Following the abortive Young Ireland rising in late July 1848, Meagher and other leaders were sentenced to death but the sentence was commuted to transportation to Van Dieman’s Land (now Tasmania).
He escaped from there to the US in 1852 and was welcomed as a hero in New York. Years of work as a newspaper publisher (of the Irish News), lawyer and public speaker followed, as well as travels to Central America to test its suitability for Irish immigration.
Following the outbreak of the American Civil War, he joined an Irish-American volunteer regiment of the New York Militia that became known as the “Fighting 69th”. After the Battle of Bull Run, he recruited an Irish brigade and was appointed brigadier-general in charge of it. The brigade showed great courage in the fighting, suffered heavy losses at the Battle of Antietam and was almost wiped out at Fredericksburg.

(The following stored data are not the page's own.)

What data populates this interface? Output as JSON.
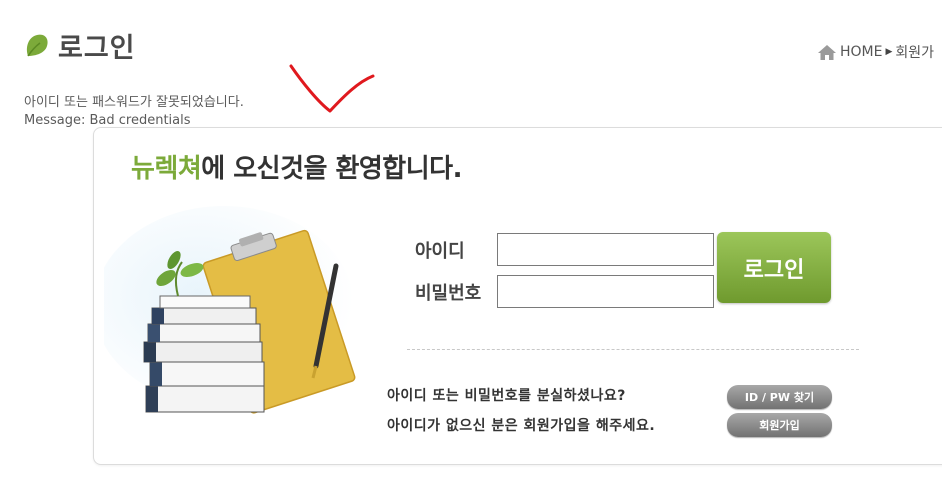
{
  "page": {
    "title": "로그인",
    "breadcrumb": {
      "home": "HOME",
      "current": "회원가"
    }
  },
  "error": {
    "line1": "아이디 또는 패스워드가 잘못되었습니다.",
    "line2": "Message: Bad credentials"
  },
  "login": {
    "welcome_brand": "뉴렉쳐",
    "welcome_rest": "에 오신것을 환영합니다.",
    "id_label": "아이디",
    "pw_label": "비밀번호",
    "id_value": "",
    "pw_value": "",
    "submit_label": "로그인",
    "help_find": "아이디 또는 비밀번호를 분실하셨나요?",
    "find_button": "ID / PW 찾기",
    "help_join": "아이디가 없으신 분은 회원가입을 해주세요.",
    "join_button": "회원가입"
  },
  "colors": {
    "brand_green": "#7caa3a",
    "annotation_red": "#e0191e"
  }
}
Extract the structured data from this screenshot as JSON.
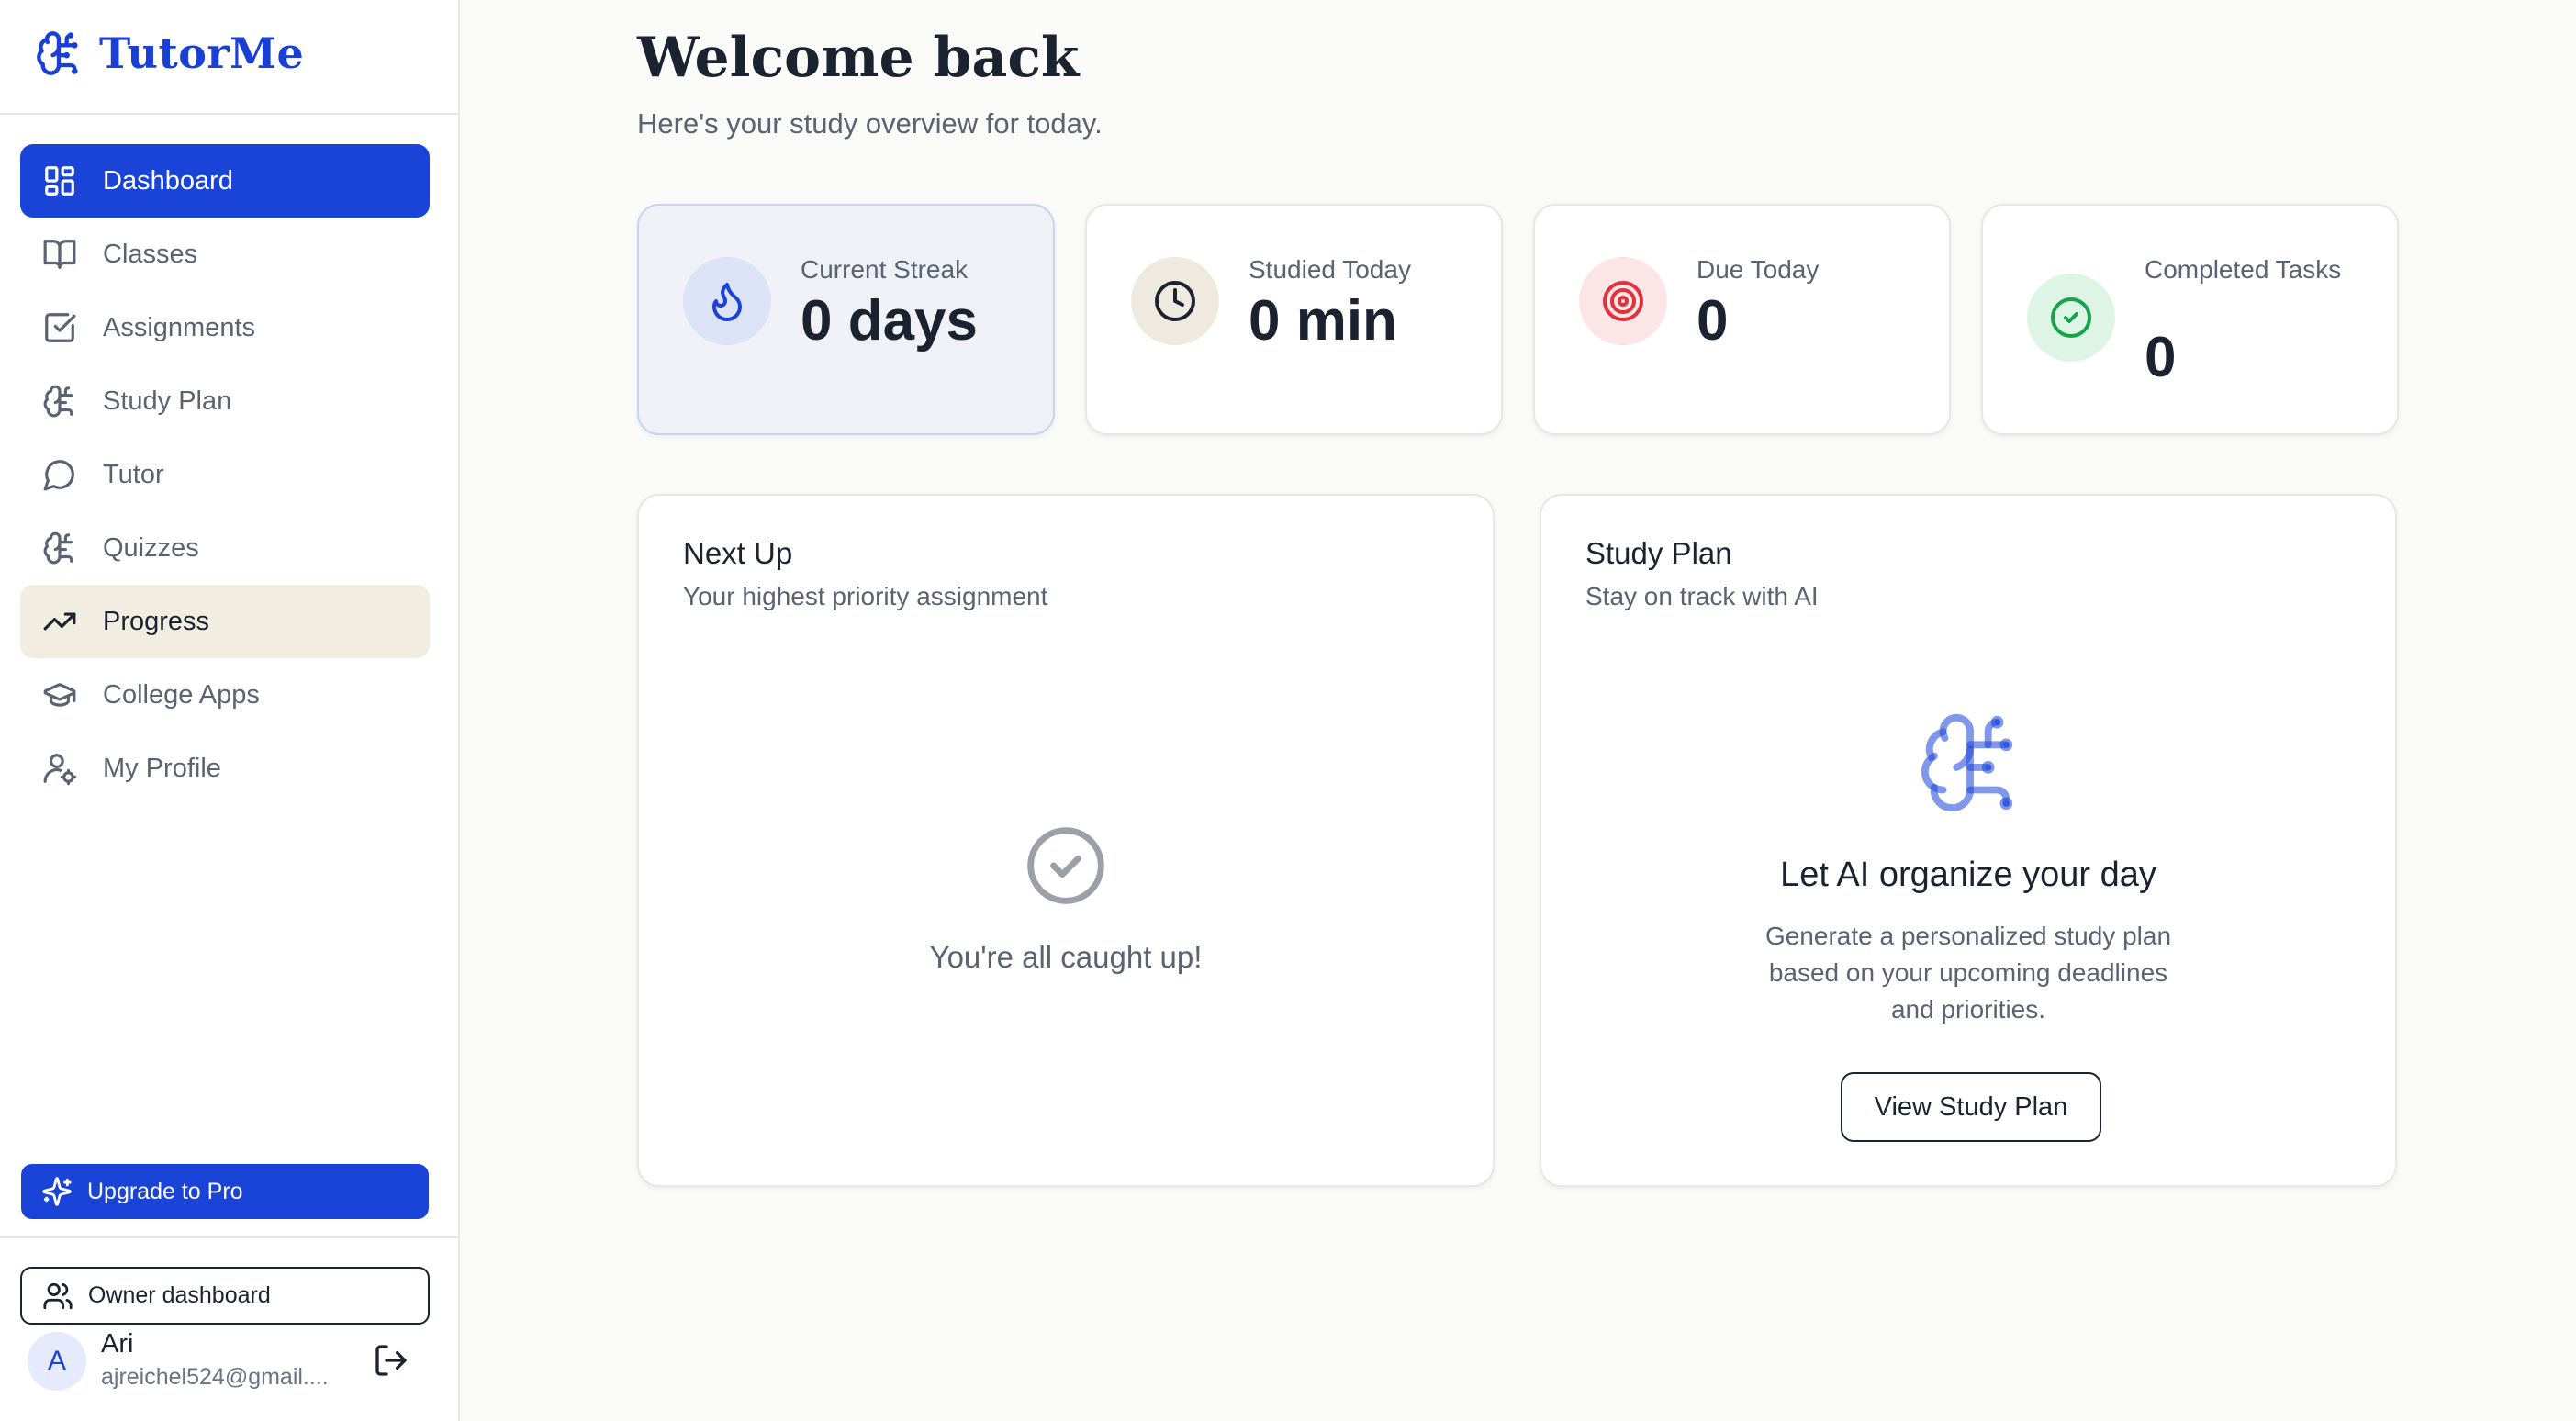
{
  "brand": {
    "name": "TutorMe",
    "icon": "brain-circuit-icon",
    "color": "#1a3fd4"
  },
  "sidebar": {
    "items": [
      {
        "label": "Dashboard",
        "icon": "layout-grid-icon",
        "state": "active"
      },
      {
        "label": "Classes",
        "icon": "book-open-icon",
        "state": ""
      },
      {
        "label": "Assignments",
        "icon": "check-square-icon",
        "state": ""
      },
      {
        "label": "Study Plan",
        "icon": "brain-circuit-icon",
        "state": ""
      },
      {
        "label": "Tutor",
        "icon": "chat-bubble-icon",
        "state": ""
      },
      {
        "label": "Quizzes",
        "icon": "brain-circuit-icon",
        "state": ""
      },
      {
        "label": "Progress",
        "icon": "trending-up-icon",
        "state": "hover"
      },
      {
        "label": "College Apps",
        "icon": "graduation-cap-icon",
        "state": ""
      },
      {
        "label": "My Profile",
        "icon": "user-cog-icon",
        "state": ""
      }
    ],
    "upgrade_label": "Upgrade to Pro",
    "owner_label": "Owner dashboard",
    "user": {
      "initial": "A",
      "name": "Ari",
      "email": "ajreichel524@gmail...."
    }
  },
  "main": {
    "title": "Welcome back",
    "subtitle": "Here's your study overview for today.",
    "stats": [
      {
        "label": "Current Streak",
        "value": "0 days",
        "icon": "flame-icon",
        "accent": "#1a43d8"
      },
      {
        "label": "Studied Today",
        "value": "0 min",
        "icon": "clock-icon",
        "accent": "#1c2330"
      },
      {
        "label": "Due Today",
        "value": "0",
        "icon": "target-icon",
        "accent": "#e0323c"
      },
      {
        "label": "Completed Tasks",
        "value": "0",
        "icon": "check-circle-icon",
        "accent": "#16a34a"
      }
    ],
    "next_up": {
      "title": "Next Up",
      "subtitle": "Your highest priority assignment",
      "empty_text": "You're all caught up!"
    },
    "study_plan": {
      "title": "Study Plan",
      "subtitle": "Stay on track with AI",
      "heading": "Let AI organize your day",
      "description": "Generate a personalized study plan based on your upcoming deadlines and priorities.",
      "button_label": "View Study Plan"
    }
  },
  "colors": {
    "primary": "#1a43d8",
    "hover_bg": "#f1ede1",
    "background": "#fafaf9"
  }
}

When his request to return to New York to raise reinforcements for his battered brigade was turned down, he resigned his commission.
He returned to active service some months later but an increasing reputation for heavy drinking saw him returned to New York. Despite that setback, he was among the honour guard of army generals that surrounded the assassinated President Lincoln’s open coffin.
After the war, he became acting-governor of the new Montana Territory, where his role brought him into conflict with some of the Native American tribes living there. On a tour of duty during this campaign, he fell overboard from a steamer into the fast-flowing Missouri River and his body was never recovered. Timothy Egan, whose biography of Meagher was published in 2016, believes there is strong evidence that political enemies killed him.
Monuments in New York, Montana, Waterford and elsewhere commemorate “Meagher of the Sword”, as he came to be known. His words and actions showed his love of Irish freedom and he was clearly a man of undoubted courage. His appeal had a unifying influence on much of Irish America and he contributed hugely to turning that section of the US population into a potent political force.